Once a tree enters endodormancy in autumn, it needs a specific number of cold hours before it can wake up in spring. These “chilling hours” are counted as time spent between 32°F and 45°F (0°C to 7°C). Each species, and often each variety within a species, has its own threshold.

  • Apples: 800 to 1,000 hours
  • Cherries: 700 to 1,000+ hours
  • Peaches: 300 to 800 hours
  • Pears: 400 to 900 hours
  • Blueberries (northern highbush): 900 to 1,000 hours
  • Blueberries (southern highbush): 150 to 500 hours
  • Figs: 100 to 200 hours
  • Strawberries: 200 to 300 hours

These numbers matter enormously for growers. A peach tree planted in a region that doesn’t provide enough chilling hours will bloom erratically, produce less fruit, or fail entirely. It’s also why warming winters are becoming a real concern for temperate fruit production: trees that historically received plenty of cold exposure are increasingly falling short of their requirements.

Seed Dormancy: Physical vs. Physiological

Seeds use two fundamentally different strategies to stay dormant. Physical dormancy is the simpler version: a hard, waterproof seed coat blocks water and air from reaching the embryo inside. Seeds with physical dormancy often need to be physically damaged before they can germinate. In nature, this might happen by passing through an animal’s digestive tract, being tumbled along a rocky streambed, or experiencing cycles of freezing and thawing. Legumes like beans, peas, and clover commonly have this type of dormancy.

Physiological dormancy is far more common across the plant kingdom. Here, the embryo or surrounding tissues actively prevent germination using hormonal signals, primarily ABA. The seed won’t sprout until it receives specific environmental cues, like a prolonged cold period followed by warming, that shift the hormonal balance toward growth. Many temperate wildflowers, tree seeds, and grasses use physiological dormancy to ensure they only germinate when conditions give them the best shot at survival.

How to Break Seed Dormancy

Gardeners and growers use several techniques that mimic natural dormancy-breaking processes. For seeds with physical dormancy, scarification is the go-to method.
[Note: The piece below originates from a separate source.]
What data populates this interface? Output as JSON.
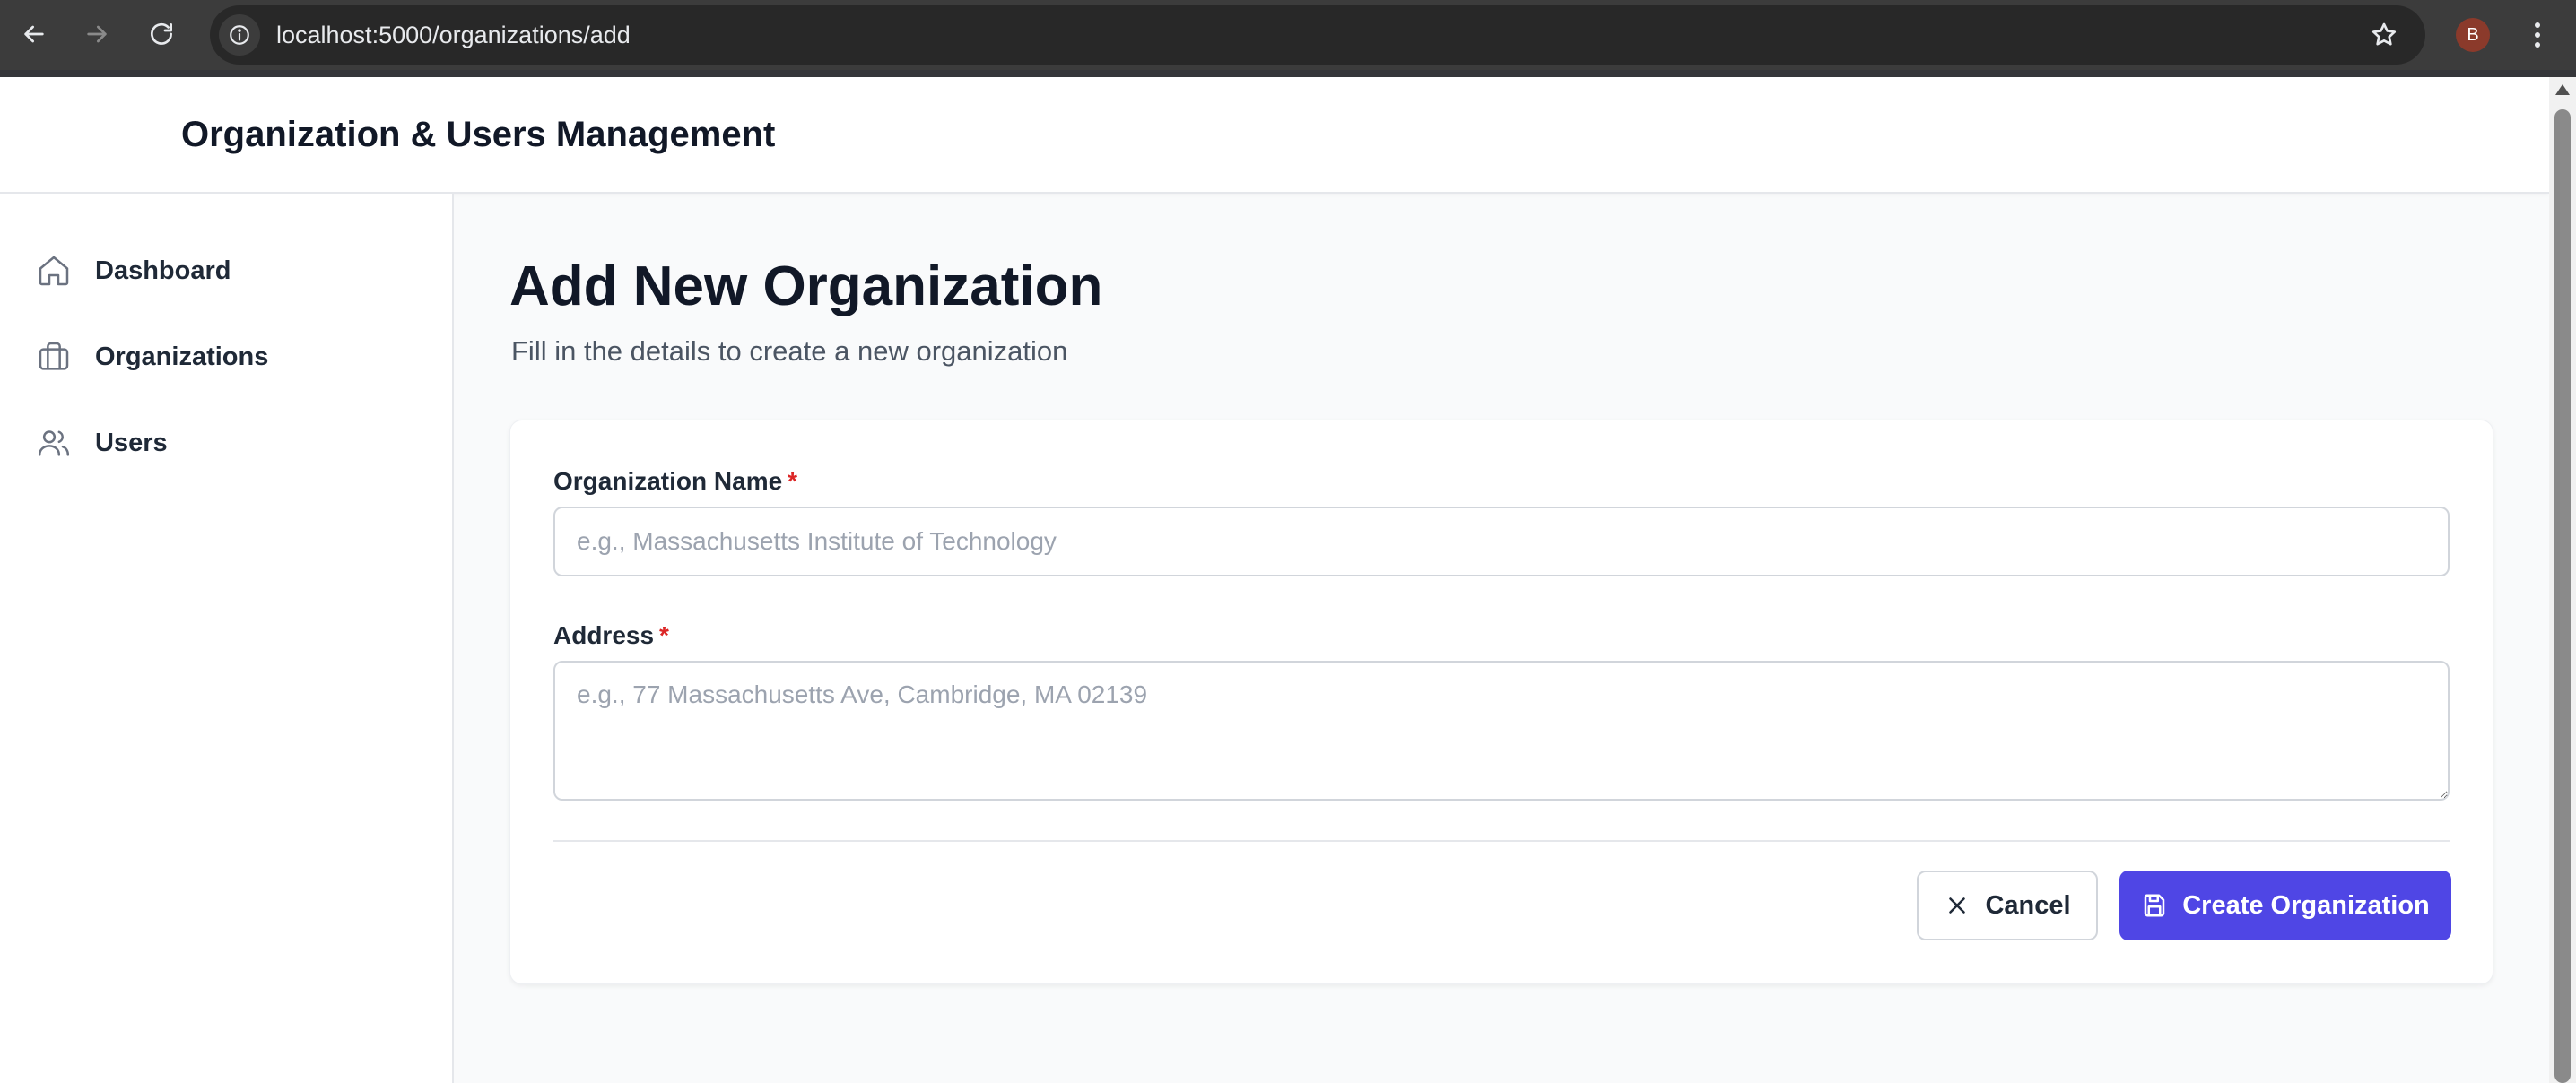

You can nick the seed coat with a knife or file, rub seeds with sandpaper, or shake them in a container with coarse sand. For larger batches, pouring hot water over the seeds and letting them soak as it cools works well for species like morning glory and moonflower. You’ll know scarification worked if the seeds visibly swell after soaking in water.

For seeds with physiological dormancy, cold stratification replicates winter. This involves placing seeds in a moist medium like damp sand or peat and refrigerating them for weeks or months, depending on the species. Some seeds need warm stratification followed by cold stratification, mimicking the passage from summer through winter. The specific duration varies widely, from a few weeks for some wildflowers to several months for certain tree species.

Why Dormancy Evolved

Dormancy reduces the probability of death during adverse conditions and allows the organism to resume activity when favorable conditions return. That’s the individual benefit. At the population level, it does something equally important: it smooths out population swings over time, reducing the chance of extinction during a bad year. A population where some seeds remain dormant in the soil for years creates a built-in insurance policy. Even if an entire season’s seedlings are wiped out by drought or frost, the dormant seed bank can repopulate the area when conditions improve.

This strategy is so effective that it may have helped life survive some of Earth’s most catastrophic events. Dormant organisms could have persisted through asteroid impacts and volcanic winters by waiting out surface-sterilizing conditions in subsurface refugia. Dormancy also aids colonization of new environments: seeds and spores can survive long-distance dispersal across hostile terrain precisely because they’re metabolically inactive and resistant to damage during transit.